Das spiegelt sich dann auch in den Betreuungsquoten wider, die die Studierenden der TU Dortmund berechnet und ausgewertet haben. Der Wert gibt an, wie viel Prozent der Kinder in einer Stadt tatsächlich in Kitas oder der Kindertagespflege betreut werden. In Gelsenkirchen liegt der Wert bei den Unter-3-Jährigen bei 18 Prozent - große Veränderungen gab es in den letzten Jahren nicht. Im Regierungsbezirk Münster, zu dem auch Gladbeck, Bottrop und Gelsenkirchen gehören, sind es 32 Prozent, also deutlich mehr.

Grafik: Tom Manzelmann

Grafik: Frederic Schnarr

Bei den 3-bis-5-Jährigen ist der Wert für Gelsenkirchen zuletzt sogar zurückgegangen, das heißt, es werden immer weniger der Kinder in den Kitas und der Kindertagespflege versorgt. Waren es 2015 noch neun von zehn Kindern, wurden 2022 nur acht von zehn Kindern in einer Kita betreut.

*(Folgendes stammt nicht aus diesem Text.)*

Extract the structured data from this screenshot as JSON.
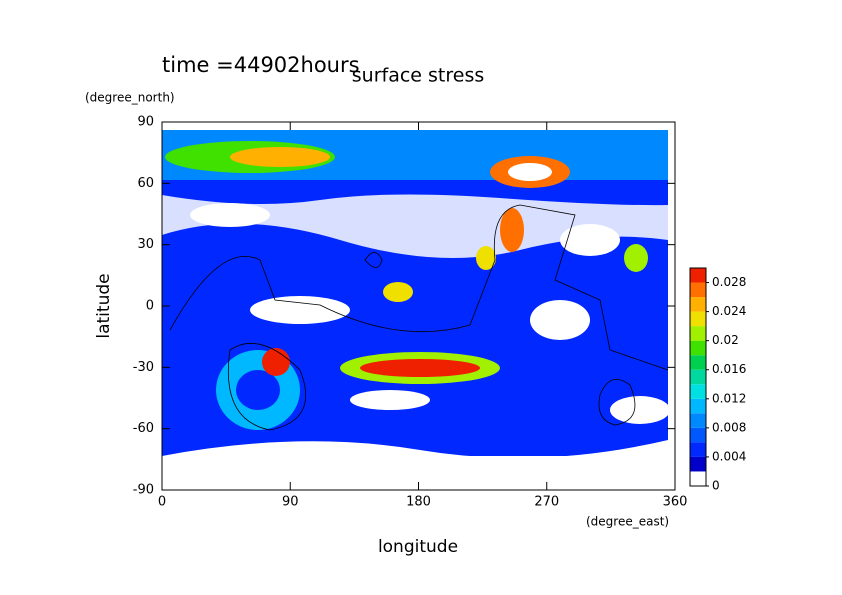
{
  "chart_data": {
    "type": "contour",
    "title": "time =44902hours",
    "subtitle": "surface stress",
    "xlabel": "longitude",
    "ylabel": "latitude",
    "xunit": "(degree_east)",
    "yunit": "(degree_north)",
    "xlim": [
      0,
      360
    ],
    "ylim": [
      -90,
      90
    ],
    "xticks": [
      0,
      90,
      180,
      270,
      360
    ],
    "yticks": [
      -90,
      -60,
      -30,
      0,
      30,
      60,
      90
    ],
    "colorbar": {
      "lim": [
        0,
        0.03
      ],
      "ticks": [
        0,
        0.004,
        0.008,
        0.012,
        0.016,
        0.02,
        0.024,
        0.028
      ],
      "colors": [
        "#ffffff",
        "#0000c8",
        "#0028ff",
        "#0058ff",
        "#0088ff",
        "#00b8ff",
        "#00e0e0",
        "#00d8a0",
        "#00d050",
        "#40e000",
        "#a0f000",
        "#f0e000",
        "#ffb000",
        "#ff7000",
        "#ee2000"
      ]
    }
  }
}
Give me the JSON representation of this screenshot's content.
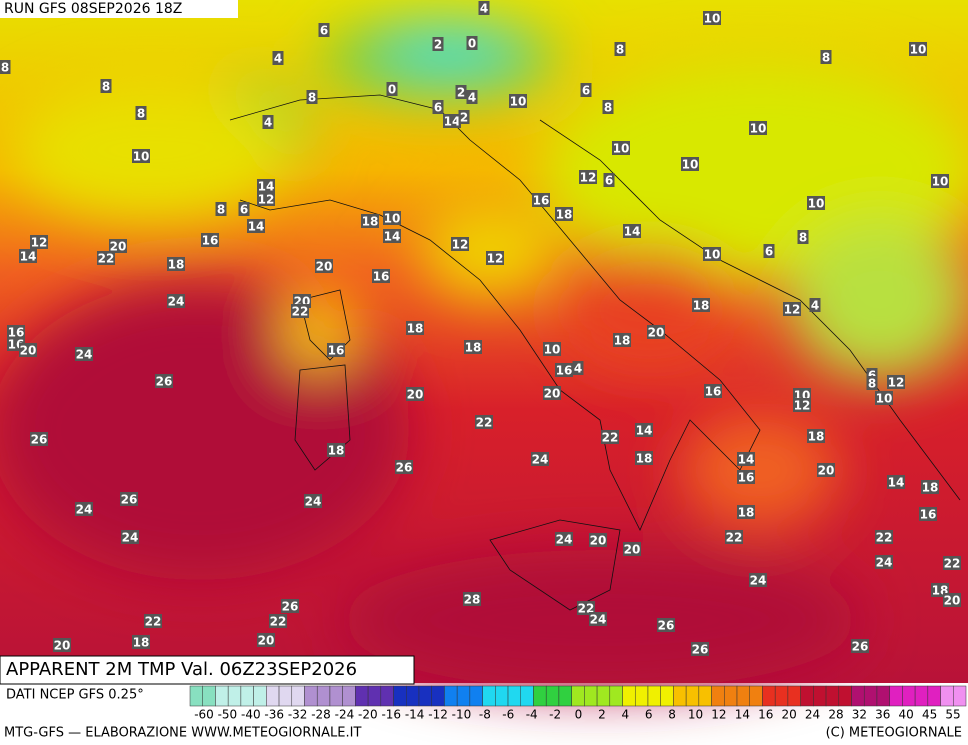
{
  "header": {
    "run": "RUN GFS 08SEP2026 18Z"
  },
  "legend": {
    "title": "APPARENT 2M TMP Val. 06Z23SEP2026",
    "source": "DATI NCEP GFS 0.25°",
    "scale": [
      "-60",
      "-50",
      "-40",
      "-36",
      "-32",
      "-28",
      "-24",
      "-20",
      "-16",
      "-14",
      "-12",
      "-10",
      "-8",
      "-6",
      "-4",
      "-2",
      "0",
      "2",
      "4",
      "6",
      "8",
      "10",
      "12",
      "14",
      "16",
      "20",
      "24",
      "28",
      "32",
      "36",
      "40",
      "45",
      "55"
    ]
  },
  "footer": {
    "left": "MTG-GFS — ELABORAZIONE WWW.METEOGIORNALE.IT",
    "right": "(C) METEOGIORNALE"
  },
  "map": {
    "labels": [
      4,
      10,
      6,
      2,
      0,
      8,
      10,
      8,
      4,
      8,
      8,
      0,
      2,
      4,
      6,
      10,
      8,
      8,
      6,
      8,
      14,
      2,
      4,
      10,
      10,
      10,
      10,
      12,
      6,
      14,
      12,
      10,
      8,
      6,
      16,
      10,
      18,
      18,
      10,
      14,
      14,
      8,
      12,
      14,
      12,
      20,
      16,
      14,
      22,
      10,
      6,
      12,
      18,
      20,
      16,
      20,
      22,
      24,
      18,
      12,
      4,
      16,
      16,
      20,
      20,
      18,
      18,
      18,
      16,
      24,
      10,
      16,
      4,
      26,
      6,
      8,
      12,
      16,
      20,
      20,
      10,
      10,
      12,
      22,
      14,
      26,
      22,
      18,
      18,
      18,
      24,
      14,
      26,
      20,
      16,
      14,
      18,
      24,
      26,
      24,
      18,
      16,
      24,
      24,
      20,
      22,
      22,
      20,
      24,
      22,
      24,
      18,
      20,
      28,
      26,
      22,
      22,
      24,
      26,
      22,
      20,
      18,
      20,
      26,
      26
    ]
  }
}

Deutschlandweit gesehen würden gerne deutlich mehr Eltern ihre Kinder in einer Kita betreuen lassen. Das zeigen Daten der Bundesregierung. Bei etwa der Hälfte der Kinder unter 3 Jahren besteht Betreuungsbedarf in einer Kita. Tatsächlich wird aber nur etwa jedes dritte Kind betreut.

Grafik: Tom Manzelmann

Grafik: Frederic Schnarr

Der rechtliche Rahmen

Eigentlich hat in NRW jedes Kind ab dem 1. Lebensjahr das Recht auf einen Betreuungsplatz in einer Kindertagespflege bzw. in einer Kita - und das seit 10 Jahren, seit 2013. Das Recht kann auch eingeklagt werden - allerdings ändert das nichts an der personellen Ausstattung bzw. den fehlenden Kita-Plätzen.